Mientras éstos y otros comentarios se hacían entre los sencillos espectadores, Almiñaque siguió obrando prodigios como los del perojo. De todos ellos sólo citaré el último. Tomó entre sus manos una manzana muy gorda, levantóla en alto y dijo:

-¿Veis este conejo?

-Hombre, así de pronto paez una manzana -murmuraban en el corro-; pero, mirándola bien, no deja de darse un aire…

-¿Veis este conejo, gaznápiros?

-¡Sí! -contestaron todos a coro, con la mayor fe, pues la influencia que en sus ánimos ejercía Almiñaque era capaz de obligarles a confesar, si éste se empeñaba, que andaban en cuatro pies.

Pues bueno… pero veo que algunos dudan todavía. ¡Eh, paisano! -añadió Almiñaque dirigiéndose a un sujeto que pasaba cerca del corro, como por casualidad- ¿Qué es esto que yo tengo en la mano?

-Un conejo de Indias -respondió el interpelado, siguiendo muy serio su camino.

-Ya lo habéis oído. Pues bueno: este conejo se va a convertir en un becerro de dos años y medio, que voy a regalar al que me ayude en la suerte.
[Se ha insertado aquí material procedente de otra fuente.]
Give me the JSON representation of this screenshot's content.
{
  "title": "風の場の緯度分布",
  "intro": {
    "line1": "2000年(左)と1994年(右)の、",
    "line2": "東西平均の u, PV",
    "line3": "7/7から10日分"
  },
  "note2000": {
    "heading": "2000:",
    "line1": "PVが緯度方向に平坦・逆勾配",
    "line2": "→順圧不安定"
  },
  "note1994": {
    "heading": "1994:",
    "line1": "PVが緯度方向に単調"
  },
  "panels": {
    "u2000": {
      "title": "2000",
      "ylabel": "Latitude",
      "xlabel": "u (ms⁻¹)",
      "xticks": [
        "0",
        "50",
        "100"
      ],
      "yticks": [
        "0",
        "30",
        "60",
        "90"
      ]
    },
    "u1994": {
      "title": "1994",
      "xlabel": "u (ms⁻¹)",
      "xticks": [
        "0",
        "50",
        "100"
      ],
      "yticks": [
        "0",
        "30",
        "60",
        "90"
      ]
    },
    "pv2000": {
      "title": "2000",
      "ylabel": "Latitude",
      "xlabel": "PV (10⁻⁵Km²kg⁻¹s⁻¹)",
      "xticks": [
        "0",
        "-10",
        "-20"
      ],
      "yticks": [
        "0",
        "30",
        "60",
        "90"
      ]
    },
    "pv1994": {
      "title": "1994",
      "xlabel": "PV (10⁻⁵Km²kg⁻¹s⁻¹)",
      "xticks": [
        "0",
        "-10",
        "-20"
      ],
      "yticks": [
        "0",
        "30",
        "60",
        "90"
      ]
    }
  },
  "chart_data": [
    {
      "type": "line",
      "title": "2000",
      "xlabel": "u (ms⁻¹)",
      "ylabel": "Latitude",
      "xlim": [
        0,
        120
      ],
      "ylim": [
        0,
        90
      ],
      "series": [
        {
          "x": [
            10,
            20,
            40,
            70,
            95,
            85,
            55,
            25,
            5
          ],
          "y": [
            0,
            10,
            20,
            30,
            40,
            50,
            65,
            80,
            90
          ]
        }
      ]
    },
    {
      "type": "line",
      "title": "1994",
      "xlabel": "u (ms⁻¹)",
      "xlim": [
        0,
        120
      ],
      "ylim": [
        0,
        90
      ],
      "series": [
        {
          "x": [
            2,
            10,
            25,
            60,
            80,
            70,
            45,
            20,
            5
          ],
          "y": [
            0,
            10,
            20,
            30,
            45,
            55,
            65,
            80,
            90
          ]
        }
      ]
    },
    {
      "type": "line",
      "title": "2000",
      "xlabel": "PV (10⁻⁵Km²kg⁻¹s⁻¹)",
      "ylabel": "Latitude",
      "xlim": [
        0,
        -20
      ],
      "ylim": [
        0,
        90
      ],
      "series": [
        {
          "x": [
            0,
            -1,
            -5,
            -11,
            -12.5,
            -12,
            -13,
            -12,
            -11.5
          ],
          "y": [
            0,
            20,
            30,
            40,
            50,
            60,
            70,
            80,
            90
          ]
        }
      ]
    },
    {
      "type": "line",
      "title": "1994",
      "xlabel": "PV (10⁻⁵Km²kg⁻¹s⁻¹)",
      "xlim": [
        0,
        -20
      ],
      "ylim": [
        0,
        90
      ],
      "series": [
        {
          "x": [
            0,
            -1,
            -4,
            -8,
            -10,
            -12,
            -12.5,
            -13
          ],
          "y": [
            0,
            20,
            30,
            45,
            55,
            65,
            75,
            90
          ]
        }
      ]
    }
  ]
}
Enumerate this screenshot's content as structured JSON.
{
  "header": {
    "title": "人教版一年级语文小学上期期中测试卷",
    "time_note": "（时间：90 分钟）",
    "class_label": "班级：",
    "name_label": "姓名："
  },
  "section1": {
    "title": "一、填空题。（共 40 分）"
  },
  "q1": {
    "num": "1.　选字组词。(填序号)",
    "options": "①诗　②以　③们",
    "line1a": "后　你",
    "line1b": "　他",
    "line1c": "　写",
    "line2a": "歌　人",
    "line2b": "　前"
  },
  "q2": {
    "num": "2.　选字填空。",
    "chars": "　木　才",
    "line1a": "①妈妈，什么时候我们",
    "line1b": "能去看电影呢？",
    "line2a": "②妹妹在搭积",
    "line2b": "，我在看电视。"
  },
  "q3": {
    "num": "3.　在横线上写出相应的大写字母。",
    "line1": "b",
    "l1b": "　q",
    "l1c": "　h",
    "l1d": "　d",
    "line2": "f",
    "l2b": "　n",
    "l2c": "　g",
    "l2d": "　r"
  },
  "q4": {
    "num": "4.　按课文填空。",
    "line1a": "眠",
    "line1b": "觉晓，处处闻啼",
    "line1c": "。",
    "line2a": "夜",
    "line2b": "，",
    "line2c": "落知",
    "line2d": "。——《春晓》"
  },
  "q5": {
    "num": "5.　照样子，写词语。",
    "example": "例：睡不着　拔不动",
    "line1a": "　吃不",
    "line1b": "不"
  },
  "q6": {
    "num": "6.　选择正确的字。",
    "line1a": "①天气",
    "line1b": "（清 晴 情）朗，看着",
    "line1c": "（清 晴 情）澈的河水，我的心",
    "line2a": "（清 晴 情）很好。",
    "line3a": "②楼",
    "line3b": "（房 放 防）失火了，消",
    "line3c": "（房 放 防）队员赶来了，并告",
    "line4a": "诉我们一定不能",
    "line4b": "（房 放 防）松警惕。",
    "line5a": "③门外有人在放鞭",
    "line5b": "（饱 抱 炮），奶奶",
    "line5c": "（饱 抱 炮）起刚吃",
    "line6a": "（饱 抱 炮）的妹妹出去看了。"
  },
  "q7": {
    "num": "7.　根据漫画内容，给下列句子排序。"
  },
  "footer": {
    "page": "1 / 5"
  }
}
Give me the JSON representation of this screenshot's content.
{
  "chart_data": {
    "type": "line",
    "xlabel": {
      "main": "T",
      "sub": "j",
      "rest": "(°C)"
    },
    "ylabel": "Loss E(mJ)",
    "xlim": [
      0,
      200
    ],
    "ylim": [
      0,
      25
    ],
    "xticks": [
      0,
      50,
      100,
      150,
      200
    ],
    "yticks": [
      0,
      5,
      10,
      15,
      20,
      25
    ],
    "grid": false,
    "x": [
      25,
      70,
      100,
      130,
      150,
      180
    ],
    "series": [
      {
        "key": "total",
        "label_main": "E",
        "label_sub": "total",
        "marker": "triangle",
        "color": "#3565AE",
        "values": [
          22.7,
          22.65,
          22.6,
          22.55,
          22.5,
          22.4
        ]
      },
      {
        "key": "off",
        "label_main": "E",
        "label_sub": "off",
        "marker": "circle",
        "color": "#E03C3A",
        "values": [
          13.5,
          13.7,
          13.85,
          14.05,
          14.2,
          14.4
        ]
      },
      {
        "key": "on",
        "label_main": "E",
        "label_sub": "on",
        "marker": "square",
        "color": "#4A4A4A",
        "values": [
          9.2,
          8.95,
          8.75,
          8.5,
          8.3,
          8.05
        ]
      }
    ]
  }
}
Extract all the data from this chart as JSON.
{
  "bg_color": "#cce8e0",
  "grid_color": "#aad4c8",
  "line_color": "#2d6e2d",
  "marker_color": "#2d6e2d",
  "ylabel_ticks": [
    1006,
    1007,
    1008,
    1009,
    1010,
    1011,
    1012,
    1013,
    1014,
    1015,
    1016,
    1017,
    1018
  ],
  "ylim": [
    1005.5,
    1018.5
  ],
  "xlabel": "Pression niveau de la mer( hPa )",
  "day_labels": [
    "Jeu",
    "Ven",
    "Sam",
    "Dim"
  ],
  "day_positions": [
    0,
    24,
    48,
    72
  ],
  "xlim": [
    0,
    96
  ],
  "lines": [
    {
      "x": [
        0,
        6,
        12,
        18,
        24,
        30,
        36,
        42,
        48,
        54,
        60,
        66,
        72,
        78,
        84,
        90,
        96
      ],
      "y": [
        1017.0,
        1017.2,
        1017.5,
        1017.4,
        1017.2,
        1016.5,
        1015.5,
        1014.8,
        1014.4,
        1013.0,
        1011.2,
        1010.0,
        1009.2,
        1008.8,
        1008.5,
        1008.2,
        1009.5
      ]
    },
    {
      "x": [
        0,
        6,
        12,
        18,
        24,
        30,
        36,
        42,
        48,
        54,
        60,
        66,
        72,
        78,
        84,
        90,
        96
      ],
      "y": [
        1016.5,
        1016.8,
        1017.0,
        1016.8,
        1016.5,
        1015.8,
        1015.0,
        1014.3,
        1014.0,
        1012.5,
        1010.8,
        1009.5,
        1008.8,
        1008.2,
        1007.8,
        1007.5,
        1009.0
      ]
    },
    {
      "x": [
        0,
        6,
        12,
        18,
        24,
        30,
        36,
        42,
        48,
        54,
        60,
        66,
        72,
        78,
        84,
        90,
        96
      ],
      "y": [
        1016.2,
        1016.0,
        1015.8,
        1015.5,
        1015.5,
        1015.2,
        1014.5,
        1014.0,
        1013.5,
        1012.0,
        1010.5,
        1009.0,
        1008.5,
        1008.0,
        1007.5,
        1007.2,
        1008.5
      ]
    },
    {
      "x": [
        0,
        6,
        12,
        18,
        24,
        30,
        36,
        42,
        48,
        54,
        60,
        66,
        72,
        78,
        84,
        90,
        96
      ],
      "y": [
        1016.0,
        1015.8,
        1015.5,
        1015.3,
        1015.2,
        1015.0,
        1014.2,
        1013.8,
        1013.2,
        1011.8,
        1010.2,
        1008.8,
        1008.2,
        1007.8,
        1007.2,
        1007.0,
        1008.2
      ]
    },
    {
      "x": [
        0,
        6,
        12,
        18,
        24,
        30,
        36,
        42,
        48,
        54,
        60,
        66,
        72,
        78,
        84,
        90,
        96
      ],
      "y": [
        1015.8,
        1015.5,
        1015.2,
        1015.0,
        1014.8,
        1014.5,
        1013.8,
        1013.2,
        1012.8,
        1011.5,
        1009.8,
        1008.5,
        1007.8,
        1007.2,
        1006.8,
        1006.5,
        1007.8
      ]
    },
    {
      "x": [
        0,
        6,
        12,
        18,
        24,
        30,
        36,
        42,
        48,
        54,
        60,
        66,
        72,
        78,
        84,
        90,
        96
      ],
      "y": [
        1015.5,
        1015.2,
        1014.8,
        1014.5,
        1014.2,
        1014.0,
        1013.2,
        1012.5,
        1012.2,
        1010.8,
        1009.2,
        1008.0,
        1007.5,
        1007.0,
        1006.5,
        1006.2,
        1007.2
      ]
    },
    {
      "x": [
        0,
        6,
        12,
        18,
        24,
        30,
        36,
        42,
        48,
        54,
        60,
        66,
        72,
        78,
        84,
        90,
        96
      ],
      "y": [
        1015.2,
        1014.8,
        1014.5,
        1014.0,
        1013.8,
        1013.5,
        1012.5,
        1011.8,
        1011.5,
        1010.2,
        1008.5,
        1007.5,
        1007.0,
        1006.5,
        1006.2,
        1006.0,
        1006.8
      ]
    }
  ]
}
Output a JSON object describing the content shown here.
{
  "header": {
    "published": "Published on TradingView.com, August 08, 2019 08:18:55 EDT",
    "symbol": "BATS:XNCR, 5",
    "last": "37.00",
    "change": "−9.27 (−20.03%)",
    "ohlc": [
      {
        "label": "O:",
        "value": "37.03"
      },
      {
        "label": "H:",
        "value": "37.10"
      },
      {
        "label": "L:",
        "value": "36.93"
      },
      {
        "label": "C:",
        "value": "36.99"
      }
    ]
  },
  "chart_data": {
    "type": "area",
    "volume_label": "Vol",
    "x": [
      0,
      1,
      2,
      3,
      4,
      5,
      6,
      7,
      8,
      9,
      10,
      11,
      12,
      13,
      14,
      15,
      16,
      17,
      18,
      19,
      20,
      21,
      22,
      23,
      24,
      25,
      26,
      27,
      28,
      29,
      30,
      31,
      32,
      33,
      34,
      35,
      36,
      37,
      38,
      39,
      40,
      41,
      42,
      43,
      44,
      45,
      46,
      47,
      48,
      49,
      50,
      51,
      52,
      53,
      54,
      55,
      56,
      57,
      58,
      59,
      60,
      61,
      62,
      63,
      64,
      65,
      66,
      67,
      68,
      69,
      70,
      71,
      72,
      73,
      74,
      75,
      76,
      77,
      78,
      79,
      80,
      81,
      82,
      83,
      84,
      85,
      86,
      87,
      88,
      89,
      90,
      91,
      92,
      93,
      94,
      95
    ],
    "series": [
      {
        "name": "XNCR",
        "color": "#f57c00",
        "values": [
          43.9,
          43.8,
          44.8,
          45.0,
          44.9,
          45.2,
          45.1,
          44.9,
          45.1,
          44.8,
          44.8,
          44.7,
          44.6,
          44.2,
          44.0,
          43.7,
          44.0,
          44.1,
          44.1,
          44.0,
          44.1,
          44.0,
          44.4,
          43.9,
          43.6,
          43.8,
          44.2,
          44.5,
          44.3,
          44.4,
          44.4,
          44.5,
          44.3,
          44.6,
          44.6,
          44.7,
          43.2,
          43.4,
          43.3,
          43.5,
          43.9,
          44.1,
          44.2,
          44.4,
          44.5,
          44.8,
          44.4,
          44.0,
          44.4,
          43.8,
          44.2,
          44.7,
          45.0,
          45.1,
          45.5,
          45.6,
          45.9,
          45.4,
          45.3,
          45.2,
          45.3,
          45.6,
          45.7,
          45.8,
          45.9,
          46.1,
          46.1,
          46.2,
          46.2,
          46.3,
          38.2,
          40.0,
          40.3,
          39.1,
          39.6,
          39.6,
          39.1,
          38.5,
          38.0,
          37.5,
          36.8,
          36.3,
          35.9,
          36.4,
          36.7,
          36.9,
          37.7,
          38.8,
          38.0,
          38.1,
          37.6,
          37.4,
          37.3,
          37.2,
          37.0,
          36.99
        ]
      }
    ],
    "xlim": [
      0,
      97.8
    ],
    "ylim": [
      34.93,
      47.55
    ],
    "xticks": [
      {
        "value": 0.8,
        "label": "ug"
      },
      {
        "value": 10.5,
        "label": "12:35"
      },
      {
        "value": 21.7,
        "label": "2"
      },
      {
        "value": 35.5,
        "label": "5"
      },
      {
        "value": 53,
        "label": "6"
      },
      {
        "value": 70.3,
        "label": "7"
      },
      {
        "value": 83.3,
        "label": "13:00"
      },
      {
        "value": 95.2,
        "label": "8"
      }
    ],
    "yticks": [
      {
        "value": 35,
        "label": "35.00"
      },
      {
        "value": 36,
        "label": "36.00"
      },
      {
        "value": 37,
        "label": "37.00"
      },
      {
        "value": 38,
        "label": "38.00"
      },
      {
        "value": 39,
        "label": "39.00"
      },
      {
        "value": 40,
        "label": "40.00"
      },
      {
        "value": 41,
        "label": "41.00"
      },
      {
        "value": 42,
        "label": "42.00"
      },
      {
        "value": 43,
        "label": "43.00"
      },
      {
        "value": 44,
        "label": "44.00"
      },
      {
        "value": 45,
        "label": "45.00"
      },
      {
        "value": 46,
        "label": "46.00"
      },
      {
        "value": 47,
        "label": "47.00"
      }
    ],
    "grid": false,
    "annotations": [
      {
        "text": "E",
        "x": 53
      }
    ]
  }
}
En seguida salieron al frente varias personas. Escogió Almiñaque entre ellas a un mocetón como un trinquete, y le dijo:

-Túmbate en el suelo, boca abajo.

El mozo obedeció.

-Más pegado al suelo, más: mete bien los morros en la yerba: así. Ahora berra todo lo que puedas hasta que el becerro te conteste… ¡Vamos, hombre!… ¡Ajajá!… Otra vez… ¡Más fuerte!… Bueno. Ustedes, todos, miren hacia el Oriente, que está allí, y levanten los brazos al cielo, porque el becerro va a venir por Occidente. Muy bien: así vamos a estar dos minutos; yo avisaré.

Y cuando Almiñaque tuvo el cuadro a su gusto, y cuando estaba berrando a más y mejor y sorbiendo polvo el mocetón, escapóse de puntillas y se escondió entre la gente de otro corro inmediato para reír la broma con sus camaradas.